Abstract

Thirteen cases of medulloblastoma were experienced. All of the patients were operated on and the diagnosis was confirmed histologically. Nine were then treated with cranial and spinal irradiation. Three patients received incomplete irradiation and one died without it. A one year-old and a 14 year-old boys among the nine patients with completed scheduled irradiation showed no recurrence or metastasis; the former for seven years and four months and the latter for five years. In the other seven cases, five had local recurrences and six had spinal metastasis. Four of these patients also showed second recurrences and/or metastasis. There were three spinal, one frontal, one extracranial metastases and two local recurrences. Recurrences and/or metastases in three of these seven cases were aggressively treated with re-irradiation and combined-chemotherapy (vincristine, procarbazine and predonisolone, including methtrexate occasionally).
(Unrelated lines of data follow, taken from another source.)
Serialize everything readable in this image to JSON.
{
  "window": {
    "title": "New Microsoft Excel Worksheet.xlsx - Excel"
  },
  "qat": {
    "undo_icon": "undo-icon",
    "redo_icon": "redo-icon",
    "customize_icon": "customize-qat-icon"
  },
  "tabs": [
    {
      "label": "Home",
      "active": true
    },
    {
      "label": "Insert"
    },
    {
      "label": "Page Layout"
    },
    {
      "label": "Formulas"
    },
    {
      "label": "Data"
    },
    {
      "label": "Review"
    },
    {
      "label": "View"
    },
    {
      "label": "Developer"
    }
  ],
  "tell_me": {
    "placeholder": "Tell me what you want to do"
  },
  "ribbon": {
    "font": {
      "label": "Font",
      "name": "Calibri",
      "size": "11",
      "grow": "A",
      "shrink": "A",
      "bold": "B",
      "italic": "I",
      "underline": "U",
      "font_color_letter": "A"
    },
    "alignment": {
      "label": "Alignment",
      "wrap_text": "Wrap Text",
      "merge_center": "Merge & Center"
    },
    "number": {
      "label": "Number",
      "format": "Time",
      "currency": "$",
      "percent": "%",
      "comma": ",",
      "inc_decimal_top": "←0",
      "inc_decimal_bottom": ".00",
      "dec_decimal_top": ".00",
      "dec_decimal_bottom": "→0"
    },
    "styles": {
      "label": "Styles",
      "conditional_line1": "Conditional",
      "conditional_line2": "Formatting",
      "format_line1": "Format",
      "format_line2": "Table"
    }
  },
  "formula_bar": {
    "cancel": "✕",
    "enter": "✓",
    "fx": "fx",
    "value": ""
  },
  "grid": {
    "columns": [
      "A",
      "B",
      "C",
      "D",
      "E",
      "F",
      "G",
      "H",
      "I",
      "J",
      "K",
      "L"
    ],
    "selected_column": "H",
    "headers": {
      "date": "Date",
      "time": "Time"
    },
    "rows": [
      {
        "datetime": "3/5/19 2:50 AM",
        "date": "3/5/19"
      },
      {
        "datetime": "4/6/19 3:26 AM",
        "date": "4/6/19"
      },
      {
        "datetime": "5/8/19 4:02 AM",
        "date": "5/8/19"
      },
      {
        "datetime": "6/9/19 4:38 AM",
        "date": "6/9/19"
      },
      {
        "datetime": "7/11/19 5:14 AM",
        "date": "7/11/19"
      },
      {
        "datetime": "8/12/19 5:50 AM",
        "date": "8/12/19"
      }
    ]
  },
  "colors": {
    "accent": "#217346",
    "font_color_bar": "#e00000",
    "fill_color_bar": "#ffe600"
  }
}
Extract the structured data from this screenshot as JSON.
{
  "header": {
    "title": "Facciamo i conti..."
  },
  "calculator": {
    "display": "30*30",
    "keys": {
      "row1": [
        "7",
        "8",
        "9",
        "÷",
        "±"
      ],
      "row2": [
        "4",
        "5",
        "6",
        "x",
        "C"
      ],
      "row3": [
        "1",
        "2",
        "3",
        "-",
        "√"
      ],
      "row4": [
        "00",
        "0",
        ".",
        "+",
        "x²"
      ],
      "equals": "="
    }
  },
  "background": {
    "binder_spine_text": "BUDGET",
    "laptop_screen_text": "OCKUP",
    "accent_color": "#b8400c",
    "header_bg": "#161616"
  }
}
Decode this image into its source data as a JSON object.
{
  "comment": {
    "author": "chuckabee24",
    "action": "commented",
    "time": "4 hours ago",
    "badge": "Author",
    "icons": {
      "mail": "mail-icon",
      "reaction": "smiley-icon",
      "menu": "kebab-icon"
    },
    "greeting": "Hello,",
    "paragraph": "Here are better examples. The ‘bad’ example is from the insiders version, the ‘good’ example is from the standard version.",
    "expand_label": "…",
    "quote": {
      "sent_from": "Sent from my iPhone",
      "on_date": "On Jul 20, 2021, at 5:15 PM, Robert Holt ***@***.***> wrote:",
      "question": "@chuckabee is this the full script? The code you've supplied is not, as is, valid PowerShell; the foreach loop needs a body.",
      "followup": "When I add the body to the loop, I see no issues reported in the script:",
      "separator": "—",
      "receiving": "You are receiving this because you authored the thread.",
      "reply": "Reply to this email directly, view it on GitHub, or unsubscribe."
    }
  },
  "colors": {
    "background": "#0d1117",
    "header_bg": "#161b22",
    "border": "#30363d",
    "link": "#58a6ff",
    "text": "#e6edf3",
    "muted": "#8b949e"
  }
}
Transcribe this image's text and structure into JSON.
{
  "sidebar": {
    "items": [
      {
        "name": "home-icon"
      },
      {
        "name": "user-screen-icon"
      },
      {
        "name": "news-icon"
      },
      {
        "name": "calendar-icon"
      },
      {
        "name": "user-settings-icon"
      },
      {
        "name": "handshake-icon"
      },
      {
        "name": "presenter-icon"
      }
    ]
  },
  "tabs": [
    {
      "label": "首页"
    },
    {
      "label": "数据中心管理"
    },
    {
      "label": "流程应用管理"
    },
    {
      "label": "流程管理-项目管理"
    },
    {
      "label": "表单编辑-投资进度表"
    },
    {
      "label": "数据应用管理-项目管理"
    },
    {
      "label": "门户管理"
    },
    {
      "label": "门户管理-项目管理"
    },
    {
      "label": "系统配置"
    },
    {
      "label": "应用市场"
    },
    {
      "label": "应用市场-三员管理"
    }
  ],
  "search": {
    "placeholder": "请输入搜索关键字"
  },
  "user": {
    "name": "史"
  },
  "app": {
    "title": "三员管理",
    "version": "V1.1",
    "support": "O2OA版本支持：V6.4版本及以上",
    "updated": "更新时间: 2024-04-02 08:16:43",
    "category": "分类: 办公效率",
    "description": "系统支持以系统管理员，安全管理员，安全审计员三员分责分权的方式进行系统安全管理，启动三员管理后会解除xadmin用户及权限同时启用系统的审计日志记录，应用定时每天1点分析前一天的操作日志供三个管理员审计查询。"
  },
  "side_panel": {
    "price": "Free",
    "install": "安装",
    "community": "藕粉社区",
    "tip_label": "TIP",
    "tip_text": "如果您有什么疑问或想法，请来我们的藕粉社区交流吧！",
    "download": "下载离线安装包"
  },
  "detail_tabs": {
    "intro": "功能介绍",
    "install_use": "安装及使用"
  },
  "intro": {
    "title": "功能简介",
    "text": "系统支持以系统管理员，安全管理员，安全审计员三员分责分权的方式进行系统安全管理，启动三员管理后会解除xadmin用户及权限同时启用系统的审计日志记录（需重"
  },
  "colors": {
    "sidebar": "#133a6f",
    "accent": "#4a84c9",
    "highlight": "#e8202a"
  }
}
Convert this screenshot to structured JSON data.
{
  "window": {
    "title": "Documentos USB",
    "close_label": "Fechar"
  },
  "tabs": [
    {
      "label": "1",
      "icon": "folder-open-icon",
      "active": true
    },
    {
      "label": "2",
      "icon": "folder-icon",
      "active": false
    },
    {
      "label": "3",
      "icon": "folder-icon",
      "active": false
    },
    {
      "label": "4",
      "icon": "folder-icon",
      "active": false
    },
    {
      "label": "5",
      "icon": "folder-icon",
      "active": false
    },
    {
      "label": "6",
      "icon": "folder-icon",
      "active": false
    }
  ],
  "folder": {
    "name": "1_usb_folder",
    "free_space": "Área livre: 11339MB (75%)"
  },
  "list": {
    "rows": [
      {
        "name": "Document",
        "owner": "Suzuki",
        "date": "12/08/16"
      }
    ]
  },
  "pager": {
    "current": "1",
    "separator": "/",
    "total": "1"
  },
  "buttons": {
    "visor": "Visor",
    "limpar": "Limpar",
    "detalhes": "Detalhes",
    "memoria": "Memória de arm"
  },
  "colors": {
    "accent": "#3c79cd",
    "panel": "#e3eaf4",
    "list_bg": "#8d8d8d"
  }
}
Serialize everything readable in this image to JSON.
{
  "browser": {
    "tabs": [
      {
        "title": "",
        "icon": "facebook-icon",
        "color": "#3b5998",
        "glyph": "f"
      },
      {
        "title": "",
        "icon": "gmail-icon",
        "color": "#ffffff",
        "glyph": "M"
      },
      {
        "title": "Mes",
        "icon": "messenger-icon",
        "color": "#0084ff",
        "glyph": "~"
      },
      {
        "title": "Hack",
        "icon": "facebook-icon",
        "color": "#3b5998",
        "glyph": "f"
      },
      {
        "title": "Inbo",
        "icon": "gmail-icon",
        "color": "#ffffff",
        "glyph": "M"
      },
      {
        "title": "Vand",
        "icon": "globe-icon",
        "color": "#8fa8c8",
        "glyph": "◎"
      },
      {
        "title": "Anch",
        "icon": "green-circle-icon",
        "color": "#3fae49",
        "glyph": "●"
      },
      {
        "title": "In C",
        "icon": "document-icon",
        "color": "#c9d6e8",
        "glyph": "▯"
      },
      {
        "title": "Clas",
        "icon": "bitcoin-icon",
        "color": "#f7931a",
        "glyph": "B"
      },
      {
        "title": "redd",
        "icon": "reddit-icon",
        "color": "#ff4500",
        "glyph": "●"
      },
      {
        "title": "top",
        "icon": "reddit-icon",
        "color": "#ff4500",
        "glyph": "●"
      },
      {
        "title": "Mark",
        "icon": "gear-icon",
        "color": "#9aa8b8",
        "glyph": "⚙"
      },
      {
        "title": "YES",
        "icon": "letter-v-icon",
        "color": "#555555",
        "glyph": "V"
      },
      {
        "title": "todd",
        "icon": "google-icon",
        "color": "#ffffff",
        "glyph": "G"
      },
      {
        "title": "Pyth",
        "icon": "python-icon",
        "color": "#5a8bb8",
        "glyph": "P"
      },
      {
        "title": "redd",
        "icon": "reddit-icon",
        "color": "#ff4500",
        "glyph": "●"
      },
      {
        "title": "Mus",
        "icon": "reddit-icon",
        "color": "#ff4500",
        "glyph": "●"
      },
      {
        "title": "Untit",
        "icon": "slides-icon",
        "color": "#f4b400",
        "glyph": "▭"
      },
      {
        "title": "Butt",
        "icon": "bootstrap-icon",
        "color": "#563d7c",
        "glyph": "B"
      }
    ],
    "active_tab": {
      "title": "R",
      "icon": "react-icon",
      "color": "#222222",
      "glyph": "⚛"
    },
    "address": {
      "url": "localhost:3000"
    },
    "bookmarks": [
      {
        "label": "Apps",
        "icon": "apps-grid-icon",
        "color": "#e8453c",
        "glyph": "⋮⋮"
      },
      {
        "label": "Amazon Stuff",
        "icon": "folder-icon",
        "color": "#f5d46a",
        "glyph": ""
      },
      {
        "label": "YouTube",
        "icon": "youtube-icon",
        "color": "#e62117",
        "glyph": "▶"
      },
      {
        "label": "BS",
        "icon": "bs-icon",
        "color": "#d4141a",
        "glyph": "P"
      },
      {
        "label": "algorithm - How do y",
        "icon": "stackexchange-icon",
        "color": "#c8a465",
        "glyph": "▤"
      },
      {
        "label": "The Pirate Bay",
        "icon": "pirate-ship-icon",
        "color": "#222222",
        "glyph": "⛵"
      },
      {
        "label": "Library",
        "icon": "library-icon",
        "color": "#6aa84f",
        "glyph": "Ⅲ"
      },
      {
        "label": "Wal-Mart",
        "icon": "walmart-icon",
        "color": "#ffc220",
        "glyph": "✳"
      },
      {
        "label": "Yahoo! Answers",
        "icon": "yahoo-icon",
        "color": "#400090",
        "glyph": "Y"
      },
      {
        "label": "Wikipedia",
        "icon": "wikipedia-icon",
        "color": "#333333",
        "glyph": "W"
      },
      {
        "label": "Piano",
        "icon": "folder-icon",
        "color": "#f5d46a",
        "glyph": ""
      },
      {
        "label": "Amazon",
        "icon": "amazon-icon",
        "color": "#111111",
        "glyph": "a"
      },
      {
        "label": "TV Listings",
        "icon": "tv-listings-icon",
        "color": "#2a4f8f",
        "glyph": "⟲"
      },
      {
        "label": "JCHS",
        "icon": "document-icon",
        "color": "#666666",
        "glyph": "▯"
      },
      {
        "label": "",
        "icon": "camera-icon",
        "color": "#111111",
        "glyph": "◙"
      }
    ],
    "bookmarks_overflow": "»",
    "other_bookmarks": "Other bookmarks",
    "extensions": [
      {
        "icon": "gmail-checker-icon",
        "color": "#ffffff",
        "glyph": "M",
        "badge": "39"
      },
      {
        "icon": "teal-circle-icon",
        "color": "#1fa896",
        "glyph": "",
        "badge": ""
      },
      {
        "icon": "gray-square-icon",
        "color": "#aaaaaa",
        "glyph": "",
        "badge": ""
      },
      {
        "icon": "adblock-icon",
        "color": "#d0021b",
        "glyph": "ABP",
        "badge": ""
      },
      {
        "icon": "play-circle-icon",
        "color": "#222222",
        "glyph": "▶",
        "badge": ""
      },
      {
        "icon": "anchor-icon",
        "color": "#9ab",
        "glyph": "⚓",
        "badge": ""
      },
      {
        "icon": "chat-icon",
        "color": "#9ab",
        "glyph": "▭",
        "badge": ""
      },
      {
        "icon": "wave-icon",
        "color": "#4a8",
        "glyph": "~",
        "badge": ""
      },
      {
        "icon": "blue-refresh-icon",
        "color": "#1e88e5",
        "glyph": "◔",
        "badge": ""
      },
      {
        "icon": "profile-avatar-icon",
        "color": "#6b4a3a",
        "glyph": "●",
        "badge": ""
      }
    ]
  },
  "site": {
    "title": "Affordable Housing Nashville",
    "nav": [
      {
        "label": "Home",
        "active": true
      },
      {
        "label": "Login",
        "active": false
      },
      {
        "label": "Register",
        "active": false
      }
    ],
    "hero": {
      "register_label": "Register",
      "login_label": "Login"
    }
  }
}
Patients with recurrence and/or metastasis after one year or with survival times of more than three years were found to be older, had radical operations and received less primary dosis in the posterior fossa and a higher dosis in the spinal canal, compared with patients with early recurrence and/or metastasis or with short survival periods. Three patients who received re-irradiation and combined chemotherapy and one patient who was treated with antibiotics for meningitis are alive at present. It was clear that not only the age of patients and operative procedures, but the spinal irradiation dosis influenced the time of recurrence or metastasis and survival. Primary spinal irradiation doses were below 2, 500 rads in seven of the nine cases who completed initial cranial and scheduled spinal irradiation. It seems that a low dosis in the spinal canal decreased the survival rate compared with those in other institutions using higher spinal doses. Complete irradiation of the entire CNS at certain doses (whole brain: 4, 000-5, 000 rads, posterior fossa: 4, 500-5, 000 rads, and spinal: 3, 000-3, 500 rads) and early postoperative chemotherapy are recommended, and aggressive treatment including re-operation, re-irradiation and long term combined-chemotherapy is indispensable to combat recurrence and metastasis.